Células usam pistas do ambiente para migrar e formar tecidos

Um novo estudo revela como as células adaptam a sua rigidez em resposta ao ambiente para migrarem coletivamente. Os resultados poderão ter impacto na compreensão de processos como o desenvolvimento embrionário, a regeneração, e a disseminação do cancro.
16 ago 2022

O ambiente no interior de um embrião em desenvolvimento é extremamente dinâmico, com células a viajar de forma coordenada até aos locais onde irão desempenhar funções específicas. Movendo-se individualmente ou em aglomerados, num processo conhecido por migração coletiva de células, estas alcançam o seu destino para eventualmente formar os diferentes tecidos e órgãos do corpo. Mas o que desencadeia e direciona o movimento de múltiplas células de uma forma tão coordenada?

Para migrar, as células dependem de pistas químicas e físicas da superfície que usam como substrato. Estudos realizados em caixas de Petri sugerem que superfícies mais rígidas favorecem a migração celular, enquanto superfícies mais maleáveis não o permitem. Assim, ainda está por descobrir se as células adaptam as suas propriedades mecânicas às superfícies quando migram no cenário dinâmico e complexo de um organismo vivo e como.

Para abordar estas questões, investigadores do laboratório de Elias Barriga no Instituto Gulbenkian de Ciência (IGC) estudaram a interação entre células que formam várias estruturas da cabeça e do rosto e o seu substrato em embriões de rãs. Ao recorrer a um tipo especial de microscópio (microscópio de força atómica), os investigadores puderam medir a rigidez das células e dos seus respetivos substratos em fases migratórias e não-migratórias.

Antes destas experiências, os cientistas julgavam que as células em migração mimetizavam as propriedades elásticas das superfícies em que se encontravam. Mas este estudo, publicado na Nature Materials, veio demonstrar que, pelo contrário, as células tornam-se mais maleáveis quando a sua superfície migratória se torna mais rígida.

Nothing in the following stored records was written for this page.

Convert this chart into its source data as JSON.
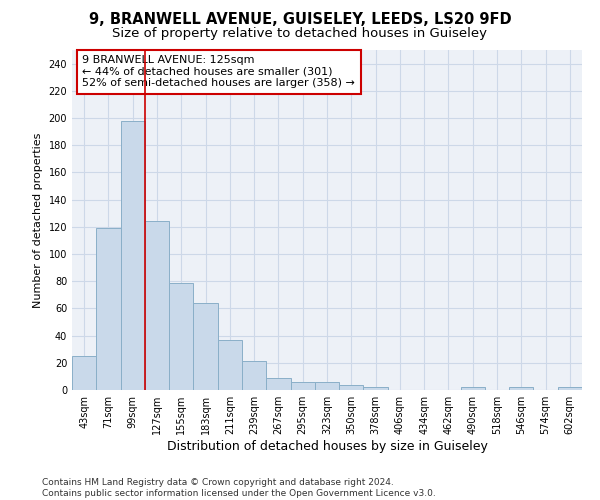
{
  "title1": "9, BRANWELL AVENUE, GUISELEY, LEEDS, LS20 9FD",
  "title2": "Size of property relative to detached houses in Guiseley",
  "xlabel": "Distribution of detached houses by size in Guiseley",
  "ylabel": "Number of detached properties",
  "bar_labels": [
    "43sqm",
    "71sqm",
    "99sqm",
    "127sqm",
    "155sqm",
    "183sqm",
    "211sqm",
    "239sqm",
    "267sqm",
    "295sqm",
    "323sqm",
    "350sqm",
    "378sqm",
    "406sqm",
    "434sqm",
    "462sqm",
    "490sqm",
    "518sqm",
    "546sqm",
    "574sqm",
    "602sqm"
  ],
  "bar_values": [
    25,
    119,
    198,
    124,
    79,
    64,
    37,
    21,
    9,
    6,
    6,
    4,
    2,
    0,
    0,
    0,
    2,
    0,
    2,
    0,
    2
  ],
  "bar_color": "#c9d9ea",
  "bar_edge_color": "#8aafc8",
  "vline_x_idx": 3,
  "vline_color": "#cc0000",
  "annotation_line1": "9 BRANWELL AVENUE: 125sqm",
  "annotation_line2": "← 44% of detached houses are smaller (301)",
  "annotation_line3": "52% of semi-detached houses are larger (358) →",
  "annotation_box_color": "#ffffff",
  "annotation_edge_color": "#cc0000",
  "footer_text": "Contains HM Land Registry data © Crown copyright and database right 2024.\nContains public sector information licensed under the Open Government Licence v3.0.",
  "ylim": [
    0,
    250
  ],
  "yticks": [
    0,
    20,
    40,
    60,
    80,
    100,
    120,
    140,
    160,
    180,
    200,
    220,
    240
  ],
  "grid_color": "#cdd8e8",
  "bg_color": "#edf1f7",
  "title1_fontsize": 10.5,
  "title2_fontsize": 9.5,
  "xlabel_fontsize": 9,
  "ylabel_fontsize": 8,
  "tick_fontsize": 7,
  "annotation_fontsize": 8,
  "footer_fontsize": 6.5
}
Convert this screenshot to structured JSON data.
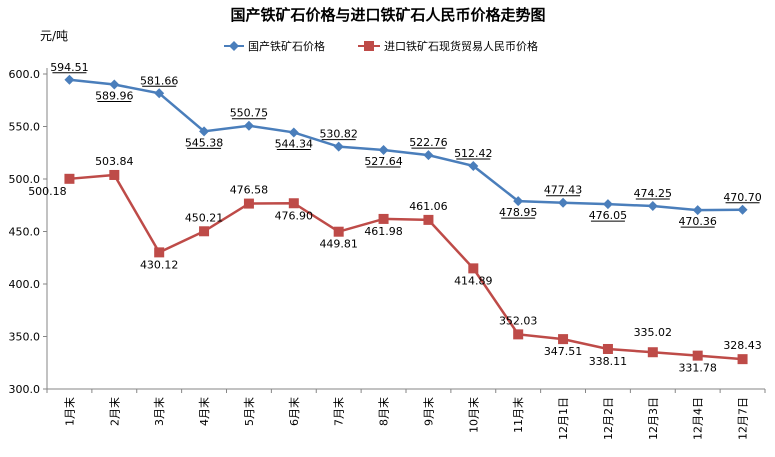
{
  "chart_data": {
    "type": "line",
    "title": "国产铁矿石价格与进口铁矿石人民币价格走势图",
    "ylabel": "元/吨",
    "ylim": [
      300,
      600
    ],
    "yticks": [
      "300.0",
      "350.0",
      "400.0",
      "450.0",
      "500.0",
      "550.0",
      "600.0"
    ],
    "grid": false,
    "legend_position": "top-right",
    "categories": [
      "1月末",
      "2月末",
      "3月末",
      "4月末",
      "5月末",
      "6月末",
      "7月末",
      "8月末",
      "9月末",
      "10月末",
      "11月末",
      "12月1日",
      "12月2日",
      "12月3日",
      "12月4日",
      "12月7日"
    ],
    "series": [
      {
        "name": "国产铁矿石价格",
        "color": "#4a7ebb",
        "marker": "diamond",
        "underline_labels": true,
        "values": [
          594.51,
          589.96,
          581.66,
          545.38,
          550.75,
          544.34,
          530.82,
          527.64,
          522.76,
          512.42,
          478.95,
          477.43,
          476.05,
          474.25,
          470.36,
          470.7
        ],
        "labels": [
          "594.51",
          "589.96",
          "581.66",
          "545.38",
          "550.75",
          "544.34",
          "530.82",
          "527.64",
          "522.76",
          "512.42",
          "478.95",
          "477.43",
          "476.05",
          "474.25",
          "470.36",
          "470.70"
        ]
      },
      {
        "name": "进口铁矿石现货贸易人民币价格",
        "color": "#be4b48",
        "marker": "square",
        "underline_labels": false,
        "values": [
          500.18,
          503.84,
          430.12,
          450.21,
          476.58,
          476.9,
          449.81,
          461.98,
          461.06,
          414.89,
          352.03,
          347.51,
          338.11,
          335.02,
          331.78,
          328.43
        ],
        "labels": [
          "500.18",
          "503.84",
          "430.12",
          "450.21",
          "476.58",
          "476.90",
          "449.81",
          "461.98",
          "461.06",
          "414.89",
          "352.03",
          "347.51",
          "338.11",
          "335.02",
          "331.78",
          "328.43"
        ]
      }
    ]
  }
}
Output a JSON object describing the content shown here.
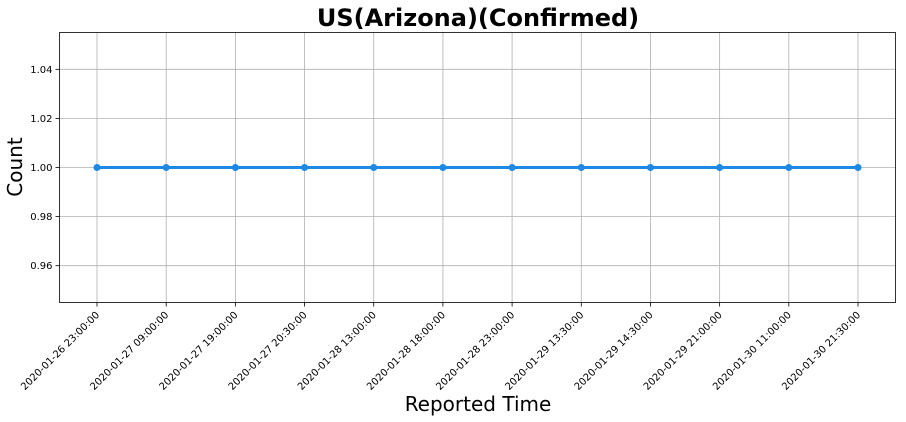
{
  "chart_data": {
    "type": "line",
    "title": "US(Arizona)(Confirmed)",
    "xlabel": "Reported Time",
    "ylabel": "Count",
    "categories": [
      "2020-01-26 23:00:00",
      "2020-01-27 09:00:00",
      "2020-01-27 19:00:00",
      "2020-01-27 20:30:00",
      "2020-01-28 13:00:00",
      "2020-01-28 18:00:00",
      "2020-01-28 23:00:00",
      "2020-01-29 13:30:00",
      "2020-01-29 14:30:00",
      "2020-01-29 21:00:00",
      "2020-01-30 11:00:00",
      "2020-01-30 21:30:00"
    ],
    "series": [
      {
        "values": [
          1,
          1,
          1,
          1,
          1,
          1,
          1,
          1,
          1,
          1,
          1,
          1
        ],
        "color": "#1e88e5"
      }
    ],
    "ylim": [
      0.945,
      1.055
    ],
    "yticks": [
      "0.96",
      "0.98",
      "1.00",
      "1.02",
      "1.04"
    ],
    "grid": true,
    "x_tick_rotation": -45
  }
}
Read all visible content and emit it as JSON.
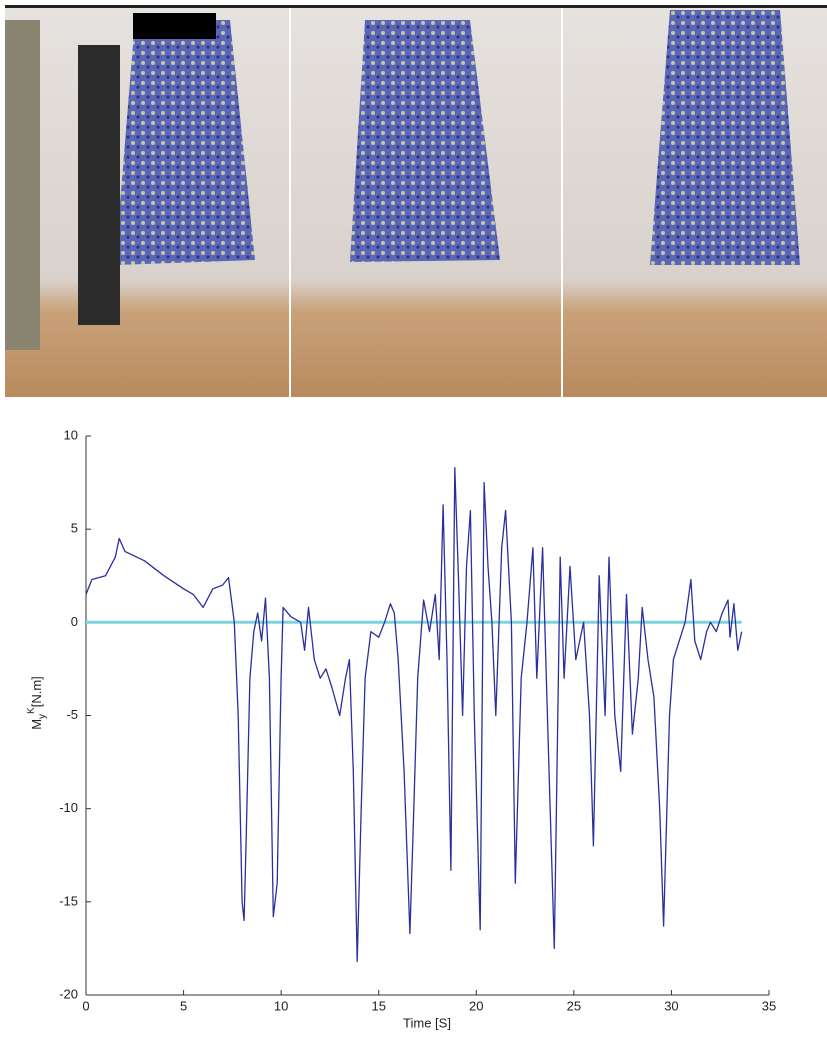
{
  "chart_data": {
    "type": "line",
    "xlabel": "Time [S]",
    "ylabel": {
      "base": "M",
      "sub": "y",
      "sup": "K",
      "unit": "[N.m]"
    },
    "xlim": [
      0,
      35
    ],
    "xticks": [
      0,
      5,
      10,
      15,
      20,
      25,
      30,
      35
    ],
    "ylim": [
      -20,
      10
    ],
    "yticks": [
      -20,
      -15,
      -10,
      -5,
      0,
      5,
      10
    ],
    "series": [
      {
        "color": "#2a2f9e",
        "x": [
          0,
          0.3,
          1,
          1.5,
          1.7,
          2,
          3,
          4,
          5,
          5.5,
          6,
          6.5,
          7,
          7.3,
          7.6,
          7.8,
          8.0,
          8.1,
          8.2,
          8.4,
          8.6,
          8.8,
          9.0,
          9.2,
          9.4,
          9.6,
          9.8,
          10.0,
          10.1,
          10.5,
          11,
          11.2,
          11.4,
          11.7,
          12,
          12.3,
          12.6,
          13,
          13.3,
          13.5,
          13.7,
          13.9,
          14.1,
          14.3,
          14.6,
          15,
          15.3,
          15.6,
          15.8,
          16,
          16.3,
          16.6,
          16.8,
          17.0,
          17.3,
          17.6,
          17.9,
          18.1,
          18.3,
          18.5,
          18.7,
          18.9,
          19.1,
          19.3,
          19.5,
          19.7,
          19.9,
          20.2,
          20.4,
          20.6,
          20.8,
          21.0,
          21.3,
          21.5,
          21.8,
          22.0,
          22.3,
          22.6,
          22.9,
          23.1,
          23.4,
          23.7,
          24.0,
          24.3,
          24.5,
          24.8,
          25.1,
          25.5,
          25.8,
          26.0,
          26.3,
          26.6,
          26.8,
          27.1,
          27.4,
          27.7,
          28.0,
          28.3,
          28.5,
          28.8,
          29.1,
          29.4,
          29.6,
          29.9,
          30.1,
          30.4,
          30.7,
          31.0,
          31.2,
          31.5,
          31.8,
          32.0,
          32.3,
          32.6,
          32.9,
          33.0,
          33.2,
          33.4,
          33.6
        ],
        "values": [
          1.5,
          2.3,
          2.5,
          3.5,
          4.5,
          3.8,
          3.3,
          2.5,
          1.8,
          1.5,
          0.8,
          1.8,
          2,
          2.4,
          0,
          -5,
          -15,
          -16,
          -12,
          -3,
          -0.5,
          0.5,
          -1,
          1.3,
          -3,
          -15.8,
          -14,
          -3,
          0.8,
          0.3,
          0,
          -1.5,
          0.8,
          -2,
          -3,
          -2.5,
          -3.5,
          -5,
          -3,
          -2,
          -8,
          -18.2,
          -10,
          -3,
          -0.5,
          -0.8,
          0,
          1,
          0.5,
          -2,
          -8,
          -16.7,
          -10,
          -3,
          1.2,
          -0.5,
          1.5,
          -2,
          6.3,
          -2,
          -13.3,
          8.3,
          2,
          -5,
          3,
          6,
          -5,
          -16.5,
          7.5,
          3,
          0,
          -5,
          4,
          6,
          0,
          -14,
          -3,
          0,
          4,
          -3,
          4,
          -7,
          -17.5,
          3.5,
          -3,
          3,
          -2,
          0,
          -5,
          -12,
          2.5,
          -5,
          3.5,
          -5,
          -8,
          1.5,
          -6,
          -3,
          0.8,
          -2,
          -4,
          -10,
          -16.3,
          -5,
          -2,
          -1,
          0,
          2.3,
          -1,
          -2,
          -0.5,
          0,
          -0.5,
          0.5,
          1.2,
          -0.8,
          1,
          -1.5,
          -0.5
        ]
      },
      {
        "color": "#7fd3dd",
        "x": [
          0,
          33.6
        ],
        "values": [
          0,
          0
        ]
      }
    ]
  }
}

Para explorarem o impacto das propriedades elásticas das células na sua migração, os autores integraram os dados obtidos num modelo computacional tridimensional desenvolvido pelo grupo de Abdul Malmi-Kakkada da Augusta University, EUA. Ao combinar este modelo com experiências de biofísica, os autores descobriram que os aglomerados celulares se movimentam mais eficazmente quando a razão entre a rigidez do substrato e da célula é maior. Isto é, se as células de um aglomerado são significativamente mais rígidas que o seu substrato, estas não conseguem migrar. Para esse efeito têm, primeiro, que reduzir a sua rigidez. Então como é que as células adaptam as suas propriedades para se moverem no interior do embrião?

Os investigadores descobriram que as células avaliam a rigidez do ambiente através de um canal específico na sua membrana, chamado Piezo1. Isto, por sua vez, despoleta a modificação do esqueleto das células, permitindo-lhes ajustar as suas propriedades mecânicas e dar início à migração coletiva no embrião. Um resultado impressionante do estudo é que a modificação desta proteína, e a consequente redução da rigidez celular, é suficiente para que as células migrem independentemente do tipo de substrato em que se encontram. “Isto é relevante porque os substratos rígidos eram tipicamente descritos como superfícies permissivas à migração. Por outras palavras, os cientistas assumiam que quando o substrato de migração das células evoluía de maleável para rígido, as células passavam de andar na neve a correr no asfalto”, explica Elias Barriga. “Ao invés, os nossos dados mostram que o substrato tem um papel elucidativo, mostrando às células que devem diminuir a sua rigidez para migrar. Como mostrado no estudo, assim que um aglomerado de células diminui a sua rigidez, este consegue migrar independentemente do seu substrato”, acrescenta.

Estas descobertas poderão ter impacto na nossa compreensão de diversas situações em que a migração coletiva está envolvida. Para além do desenvolvimento embrionário, este tipo de movimento ocorre também quando os tecidos são reparados ou quando o cancro metastiza. Explorar estas novas observações poderá ajudar os cientistas a compreender a migração de células cancerígenas, que ocorre frequentemente em tecidos menos rígidos.